Stronger Jeans (optional): Find other cross-references on anger or wrath. Write down any additional insights that you gain. (You can pull up all cross-references that use a particular English word from the NET Bible at bible.org. Go to the reference—in this case James 1:20. Highlight the word that you want to reference and it will take you to other verses that use that word.)

5. Sharing Question: Share with your group the story of a time when your anger did not accomplish God’s righteousness or when justified anger turned into sinful anger because your behavior did not reflect God or perhaps because you let it simmer!

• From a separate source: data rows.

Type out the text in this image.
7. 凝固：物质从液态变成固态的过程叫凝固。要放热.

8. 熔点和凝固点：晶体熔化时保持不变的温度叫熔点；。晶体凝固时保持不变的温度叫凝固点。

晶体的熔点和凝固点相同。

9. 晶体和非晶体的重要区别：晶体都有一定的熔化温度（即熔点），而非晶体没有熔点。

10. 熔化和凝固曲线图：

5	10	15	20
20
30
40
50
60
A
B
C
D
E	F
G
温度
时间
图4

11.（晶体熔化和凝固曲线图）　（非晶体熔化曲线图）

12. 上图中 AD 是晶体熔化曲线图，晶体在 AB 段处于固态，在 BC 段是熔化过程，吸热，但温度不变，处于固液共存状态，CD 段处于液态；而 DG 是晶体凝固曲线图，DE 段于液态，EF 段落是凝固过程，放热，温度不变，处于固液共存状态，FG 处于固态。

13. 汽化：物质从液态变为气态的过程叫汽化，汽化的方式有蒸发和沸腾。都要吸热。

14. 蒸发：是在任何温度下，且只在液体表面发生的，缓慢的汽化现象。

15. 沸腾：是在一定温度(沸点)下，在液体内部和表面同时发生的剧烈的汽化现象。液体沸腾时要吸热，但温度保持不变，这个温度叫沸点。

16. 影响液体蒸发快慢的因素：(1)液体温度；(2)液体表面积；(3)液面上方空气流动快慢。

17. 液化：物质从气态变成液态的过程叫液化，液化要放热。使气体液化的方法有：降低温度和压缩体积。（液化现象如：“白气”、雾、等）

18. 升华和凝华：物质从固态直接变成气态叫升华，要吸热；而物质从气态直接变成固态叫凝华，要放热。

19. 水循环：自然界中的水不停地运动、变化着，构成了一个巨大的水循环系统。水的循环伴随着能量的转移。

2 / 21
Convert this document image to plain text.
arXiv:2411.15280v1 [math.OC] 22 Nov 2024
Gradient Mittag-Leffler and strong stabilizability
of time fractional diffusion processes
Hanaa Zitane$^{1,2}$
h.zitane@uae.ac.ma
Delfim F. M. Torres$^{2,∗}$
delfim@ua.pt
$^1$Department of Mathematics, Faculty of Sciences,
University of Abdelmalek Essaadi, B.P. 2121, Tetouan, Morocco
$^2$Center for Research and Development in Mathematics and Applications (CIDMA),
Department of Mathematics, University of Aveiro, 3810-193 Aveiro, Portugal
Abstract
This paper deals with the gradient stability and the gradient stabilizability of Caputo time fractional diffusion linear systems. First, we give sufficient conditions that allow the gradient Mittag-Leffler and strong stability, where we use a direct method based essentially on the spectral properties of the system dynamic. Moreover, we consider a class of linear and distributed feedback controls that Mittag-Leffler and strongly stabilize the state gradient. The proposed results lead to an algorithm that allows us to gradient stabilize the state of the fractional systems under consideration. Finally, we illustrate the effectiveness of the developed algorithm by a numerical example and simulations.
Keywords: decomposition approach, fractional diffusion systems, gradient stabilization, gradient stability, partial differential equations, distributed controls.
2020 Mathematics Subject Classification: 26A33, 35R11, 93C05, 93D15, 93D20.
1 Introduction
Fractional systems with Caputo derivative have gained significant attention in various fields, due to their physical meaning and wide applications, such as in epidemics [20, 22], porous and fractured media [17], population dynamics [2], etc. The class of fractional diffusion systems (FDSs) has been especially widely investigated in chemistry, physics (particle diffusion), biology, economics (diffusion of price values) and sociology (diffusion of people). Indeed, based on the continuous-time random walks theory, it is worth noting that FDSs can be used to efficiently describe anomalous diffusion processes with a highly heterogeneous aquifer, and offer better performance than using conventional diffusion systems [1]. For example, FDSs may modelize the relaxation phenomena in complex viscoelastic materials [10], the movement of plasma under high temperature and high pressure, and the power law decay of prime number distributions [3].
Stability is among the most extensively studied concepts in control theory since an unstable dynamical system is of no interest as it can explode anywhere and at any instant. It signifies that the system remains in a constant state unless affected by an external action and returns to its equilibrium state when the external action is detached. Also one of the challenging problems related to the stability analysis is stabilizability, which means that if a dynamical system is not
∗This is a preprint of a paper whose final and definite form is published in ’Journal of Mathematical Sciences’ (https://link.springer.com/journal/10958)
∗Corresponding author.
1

6. Responding to God: Are you angry with someone right now? Is there a person who seems to anger you every time you interact with her/him? Is it all about you or is there really a righteous anger involved? Talk to God about becoming a person who reflects His forgiveness and patience even when there is justification. Write down your response to Him.

5 comments:

Christina Ketchum said...

I don't get angry easily but when I do it usually stems from my feelings getting hurt by another person. I normally don't lash back in anger but I become very anxious wondering why the person would hurt me; do they not like me or respect me?!?! It has taken me a LONG time but now I try to just LET IT GO!!! This is SO not easy but it helps when I pray. I also allow myself to vent my anger to a trusted friend, my twin.

Anonymous said...

There is one person in my family that always seems to upset me. I don't know if she means to but it seems that she says things that she knows will hurt. That is when I get angry and usually not speak to her. Ephesians is so right when it says don't let the sun go down while you are angry. I have and instead of talking to her about it, I have all these hurts inside building up. I am praying that the Lord will give me courage to talk to her the next time she says something or help me not be angry at her and let it go.

Anonymous said...

Anger has been an easy reaction for me. I'm still working on it and I'm just thankful that I can really call unto God.

DA Wagners said...

I've gotten angry in the past for injustice done to me and have acted on it. But, I have found that God is a better judge than I and will always bring things to correction for us. I've also found that there are A LOT of angry and hurt people out there; and when I fight them on that level, nothing good comes of it. It's better to leave their anger at the cross and love them despite it. They're not really angry at me; they're angry at life.

Sohl Gal said...

I think one of the hardest and yet most important things to do is to let the anger go. Then, when I look back, most of the issues I'd have really been upset over were really nothing to be upset about. The things that I'm still upset about, righteous anger, should reflect Matthew 18:15-17.